Mais, quand nous connaîtrons les noms des parricides,
Prenez garde, Romains, point de grâce aux perfides;
Fassent-ils nos amis, nos femmes, nos enfans,
Ne voyez que leur crime, et gardez vos sermens.

Voyez encore l'usage, que l'auteur fait toujours de ce personnage. Il ne le fait paraître que dans les momens, où sa présence peut jeter de l'intérêt ou de l'effroi. C'est pour se plaindre à Messala, complice de Titus, des emportemens de son fils; c'est pour faire partir Tullie, dans le moment où son fils allait promettre de lui tout sacrifier; c'est pour le charger du soin de défendre Rome, quand ce fils malheureux vient de la trahir.

Dans Zaïre, ce sont Orosmane et Zaïre, qui sont les agens de leurs maux. La générosité d'Orosmane, qui délivre les chevaliers Romains, et celle de Zaïre, qui a 'demandé et obtenu la grâce de Lusignan, amènent la reconnaissance de Lusignan et de sa fille, et tous les malheurs d'Orosmane et de Zaïre. On retrouve le même artifice àpeu-près dans Alzire. C'est Alvarès, qui a obtenu la liberté

des prisonniers, parmi lesquels se trouvera son libérateur, qui deviendra le meurtrier de son fils.

Préparer et suspendre, sont les deux grands secrets du. théâtre. Un incident est-il d'une grande importance? Faites-le pressentir à plusieurs esprits, mais sans le laisser deviner. Est-il moins intéressant? Contentez-vous d'en laisser entrevoir le genre. Voyez avec quel soin l'auteur de Mérope, insiste sur les moyens de détruire la puissance de Polifonte; voyez comment il prévient toutes les objections, qu'on peut lui faire. C'est encore une adresse théâtrale d'aller au-devant des objections, fut-on même dans l'impossibilité de les détruire.

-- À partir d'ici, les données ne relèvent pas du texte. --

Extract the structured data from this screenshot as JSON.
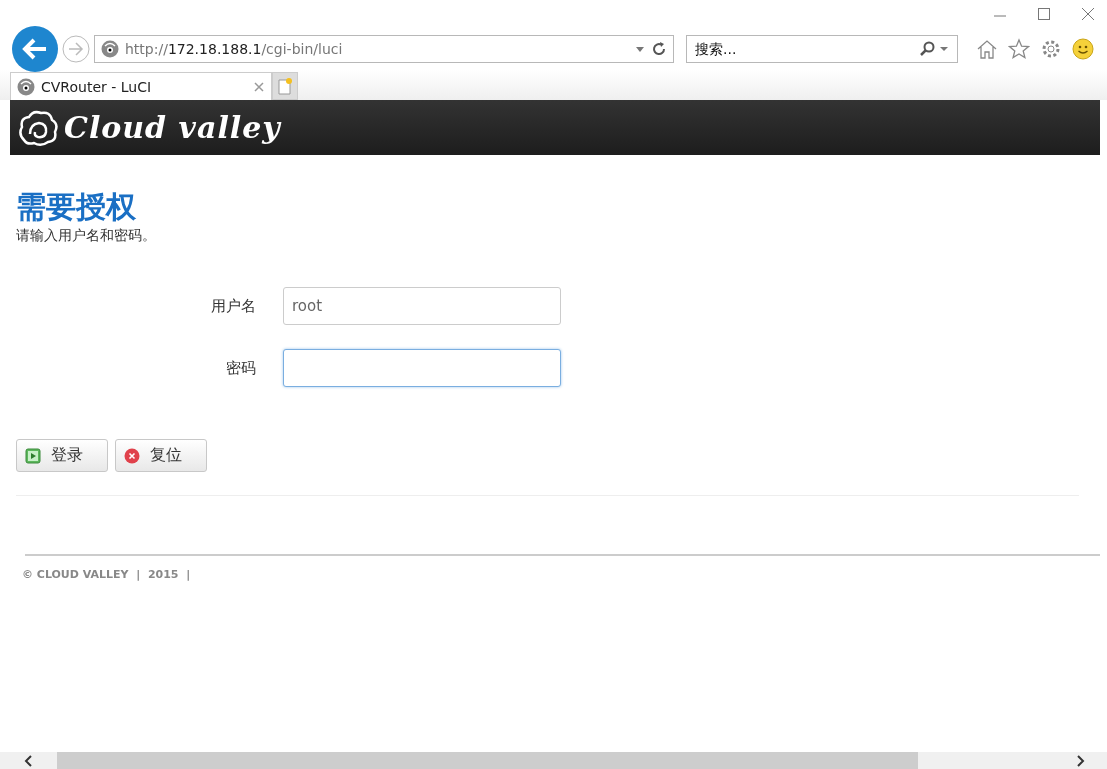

Le spectateur, content de voir que l'auteur n'a point péché par ignorance, prend le change, et impute tout à la difficulté du sujet.

L'art de tenir les esprits en suspens n'est pas moindre que celui de préparer. Cette adresse a souvent fait le succès de plusieurs ouvrages assez médiocres. C'est elle qui a soutenu si long-tems la Sophonisbe de Mairet. Nos grands maîtres n'y manquent jamais.

C'est cet art de suspendre qui fait passer le spectateur, de l'espérance à la crainte, du trouble à la joie. C'est l'arțifice du cinquième acte de Tancrède. L'auteur n'a, pour occuper la scène, que le danger de Tancrède, et l'incertitude des événemens. Argyre envoie les chevaliers le secourir. Aménaïde se livre aux transports de sa joie; et le retour d'Aldamon, qui lui annonce que Tancrède est blessé mortellement, la rejette dans le désespoir.

Il faudrait parcourir les pièces de Corneille, de Racine et de Voltaire, pour faire voir toutes les finesses de l'ait dramatique; et, dans le comique, il n'y a pas une seule des bonnes pièces de Molière, qui ne fasse admirer toutes les ressources de son génie, et les finesses de son art.

ARVIRE ET ÉVÉLINA, tragédie lyrique en trois actes, par M. Guillard, musique de Sacchini, à l'Opéra, 1788.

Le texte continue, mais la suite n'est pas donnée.